最初にビジュアル解禁した時、やっぱりおでこ出すとかっこよさ減るな…とド失礼な感想を抱いてましたが、ゲネプロのニュースを見て、静止画より全然かっこいいじゃん!と思い直したんです。

 

それが、それがですよ。

坂本昌行が舞台上に上がってきて双眼鏡を覗いたらですよ。

 

思っていた500倍かっこいい坂本昌行がそこにいました。

 

本当にビビりました。坂本くんのかっこよさ 紙面<テレビ<生 ってことをすっかり忘れていたので、リアルに!!!?、、、?!?!、!!!???ってなりました。

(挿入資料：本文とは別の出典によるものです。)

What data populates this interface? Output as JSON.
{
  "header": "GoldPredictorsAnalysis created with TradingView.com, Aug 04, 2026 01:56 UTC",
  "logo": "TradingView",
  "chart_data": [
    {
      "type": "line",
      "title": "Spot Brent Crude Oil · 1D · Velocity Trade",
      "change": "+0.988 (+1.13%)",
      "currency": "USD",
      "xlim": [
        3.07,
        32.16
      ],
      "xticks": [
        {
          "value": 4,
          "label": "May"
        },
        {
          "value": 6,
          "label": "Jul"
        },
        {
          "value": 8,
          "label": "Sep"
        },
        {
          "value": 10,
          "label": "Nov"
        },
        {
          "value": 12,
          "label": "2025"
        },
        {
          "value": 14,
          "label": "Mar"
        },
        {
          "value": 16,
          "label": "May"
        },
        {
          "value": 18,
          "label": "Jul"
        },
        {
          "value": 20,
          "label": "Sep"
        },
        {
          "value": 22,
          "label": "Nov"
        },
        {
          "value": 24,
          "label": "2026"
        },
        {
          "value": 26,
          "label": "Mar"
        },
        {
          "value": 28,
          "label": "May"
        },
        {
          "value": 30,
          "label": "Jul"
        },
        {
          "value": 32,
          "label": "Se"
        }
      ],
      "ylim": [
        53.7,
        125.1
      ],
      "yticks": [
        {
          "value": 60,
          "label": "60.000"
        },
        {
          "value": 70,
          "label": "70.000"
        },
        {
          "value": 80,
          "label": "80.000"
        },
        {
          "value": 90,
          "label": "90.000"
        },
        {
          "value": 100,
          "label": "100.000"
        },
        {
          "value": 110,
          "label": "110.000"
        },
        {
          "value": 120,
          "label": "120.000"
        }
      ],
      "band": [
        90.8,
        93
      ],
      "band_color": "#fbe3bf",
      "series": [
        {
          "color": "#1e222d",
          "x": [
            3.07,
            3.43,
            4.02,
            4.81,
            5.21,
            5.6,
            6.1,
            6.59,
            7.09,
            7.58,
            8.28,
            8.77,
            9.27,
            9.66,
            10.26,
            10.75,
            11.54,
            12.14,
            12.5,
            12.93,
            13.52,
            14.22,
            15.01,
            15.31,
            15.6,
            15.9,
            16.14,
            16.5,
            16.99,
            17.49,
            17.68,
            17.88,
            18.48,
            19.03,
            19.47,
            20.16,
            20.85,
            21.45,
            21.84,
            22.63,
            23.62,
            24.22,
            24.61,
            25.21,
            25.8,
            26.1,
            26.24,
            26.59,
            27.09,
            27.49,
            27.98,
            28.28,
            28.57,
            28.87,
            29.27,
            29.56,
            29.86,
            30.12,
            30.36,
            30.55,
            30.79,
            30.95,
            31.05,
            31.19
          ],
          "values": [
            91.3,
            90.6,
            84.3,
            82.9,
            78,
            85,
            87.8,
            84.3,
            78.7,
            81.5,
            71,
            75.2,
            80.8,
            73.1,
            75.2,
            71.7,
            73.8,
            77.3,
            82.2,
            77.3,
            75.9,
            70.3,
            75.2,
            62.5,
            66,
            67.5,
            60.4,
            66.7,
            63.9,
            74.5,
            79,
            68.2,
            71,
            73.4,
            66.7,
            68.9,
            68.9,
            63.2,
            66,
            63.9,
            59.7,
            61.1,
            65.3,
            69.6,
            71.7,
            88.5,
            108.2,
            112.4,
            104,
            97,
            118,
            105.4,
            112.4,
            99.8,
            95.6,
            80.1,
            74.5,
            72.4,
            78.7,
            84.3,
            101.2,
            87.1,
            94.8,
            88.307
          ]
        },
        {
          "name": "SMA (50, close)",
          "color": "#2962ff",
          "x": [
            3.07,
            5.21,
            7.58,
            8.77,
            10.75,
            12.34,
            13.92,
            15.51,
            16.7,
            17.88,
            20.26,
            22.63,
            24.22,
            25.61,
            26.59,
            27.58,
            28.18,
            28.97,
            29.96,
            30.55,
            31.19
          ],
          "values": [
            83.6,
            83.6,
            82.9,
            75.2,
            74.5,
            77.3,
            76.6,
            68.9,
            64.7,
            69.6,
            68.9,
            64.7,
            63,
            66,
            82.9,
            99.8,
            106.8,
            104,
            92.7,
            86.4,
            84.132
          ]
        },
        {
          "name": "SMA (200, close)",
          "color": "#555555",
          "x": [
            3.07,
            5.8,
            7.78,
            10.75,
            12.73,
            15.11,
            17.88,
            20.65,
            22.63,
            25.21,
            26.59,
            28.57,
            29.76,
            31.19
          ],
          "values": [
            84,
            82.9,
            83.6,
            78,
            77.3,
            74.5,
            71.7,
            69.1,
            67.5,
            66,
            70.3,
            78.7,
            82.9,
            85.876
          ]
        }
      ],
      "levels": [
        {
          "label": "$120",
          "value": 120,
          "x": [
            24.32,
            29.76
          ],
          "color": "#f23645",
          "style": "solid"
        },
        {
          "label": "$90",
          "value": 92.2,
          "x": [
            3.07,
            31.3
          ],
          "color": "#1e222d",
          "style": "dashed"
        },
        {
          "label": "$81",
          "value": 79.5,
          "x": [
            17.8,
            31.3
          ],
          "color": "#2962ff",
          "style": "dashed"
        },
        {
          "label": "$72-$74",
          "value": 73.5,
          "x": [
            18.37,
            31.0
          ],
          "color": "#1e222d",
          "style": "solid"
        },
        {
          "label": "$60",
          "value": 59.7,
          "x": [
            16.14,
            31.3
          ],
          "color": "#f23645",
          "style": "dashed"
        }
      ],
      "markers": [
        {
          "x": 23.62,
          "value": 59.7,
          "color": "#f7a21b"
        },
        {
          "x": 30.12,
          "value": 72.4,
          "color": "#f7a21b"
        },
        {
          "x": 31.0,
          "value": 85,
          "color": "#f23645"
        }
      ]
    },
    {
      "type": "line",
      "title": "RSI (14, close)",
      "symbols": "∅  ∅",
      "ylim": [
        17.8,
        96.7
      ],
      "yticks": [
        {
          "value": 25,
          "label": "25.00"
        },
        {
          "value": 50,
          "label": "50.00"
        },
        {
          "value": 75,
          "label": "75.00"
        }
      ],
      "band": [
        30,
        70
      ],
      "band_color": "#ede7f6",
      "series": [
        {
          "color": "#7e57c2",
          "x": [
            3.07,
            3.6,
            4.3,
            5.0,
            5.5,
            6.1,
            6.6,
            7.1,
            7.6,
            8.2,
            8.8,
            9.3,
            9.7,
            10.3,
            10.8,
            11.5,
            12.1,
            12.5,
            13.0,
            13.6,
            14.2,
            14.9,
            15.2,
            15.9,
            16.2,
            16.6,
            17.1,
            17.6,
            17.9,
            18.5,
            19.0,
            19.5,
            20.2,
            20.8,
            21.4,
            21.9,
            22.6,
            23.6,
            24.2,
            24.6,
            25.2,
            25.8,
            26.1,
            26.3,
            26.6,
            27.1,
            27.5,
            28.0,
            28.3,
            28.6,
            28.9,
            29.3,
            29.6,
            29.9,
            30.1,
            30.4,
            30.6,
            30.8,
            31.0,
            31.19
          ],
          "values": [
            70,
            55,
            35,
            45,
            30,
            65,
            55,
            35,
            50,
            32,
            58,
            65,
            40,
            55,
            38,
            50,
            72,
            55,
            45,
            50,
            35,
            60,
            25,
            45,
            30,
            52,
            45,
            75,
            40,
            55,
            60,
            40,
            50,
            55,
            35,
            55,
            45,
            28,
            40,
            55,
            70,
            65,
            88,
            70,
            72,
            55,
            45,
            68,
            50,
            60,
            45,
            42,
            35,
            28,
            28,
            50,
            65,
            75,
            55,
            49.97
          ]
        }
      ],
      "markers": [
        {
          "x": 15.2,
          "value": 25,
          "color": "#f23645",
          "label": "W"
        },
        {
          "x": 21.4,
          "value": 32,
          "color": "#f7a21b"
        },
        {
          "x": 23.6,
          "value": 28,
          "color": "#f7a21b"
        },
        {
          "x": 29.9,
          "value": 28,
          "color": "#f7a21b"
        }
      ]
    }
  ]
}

ほんと、生(特に舞台)の坂本くんは、エネルギーがありますね。

どんな役だろうが、この人も板の上の世界で生きている人間だなと思う生命力を感じます。

 

生の坂本くん見るたびにビビってたら心臓がいくつあっても足りないので、私はこのことを絶対に忘れないでください。

 

結論

歌も踊りも素晴らしかったからこそ、ここがよかったとかあまり言えないし、言葉にならないところも多いのですが、作品として本当に素晴らしかったことと、目で耳で肌で味わうことができる舞台だったよ、と書き残しておきたくて、時差1ヶ月でお送りしております。

考えちゃう舞台も好きだけど、ただただ目で耳で肌で体感できる上にハッピーになれる舞台はいいなあとしみじみ思いました。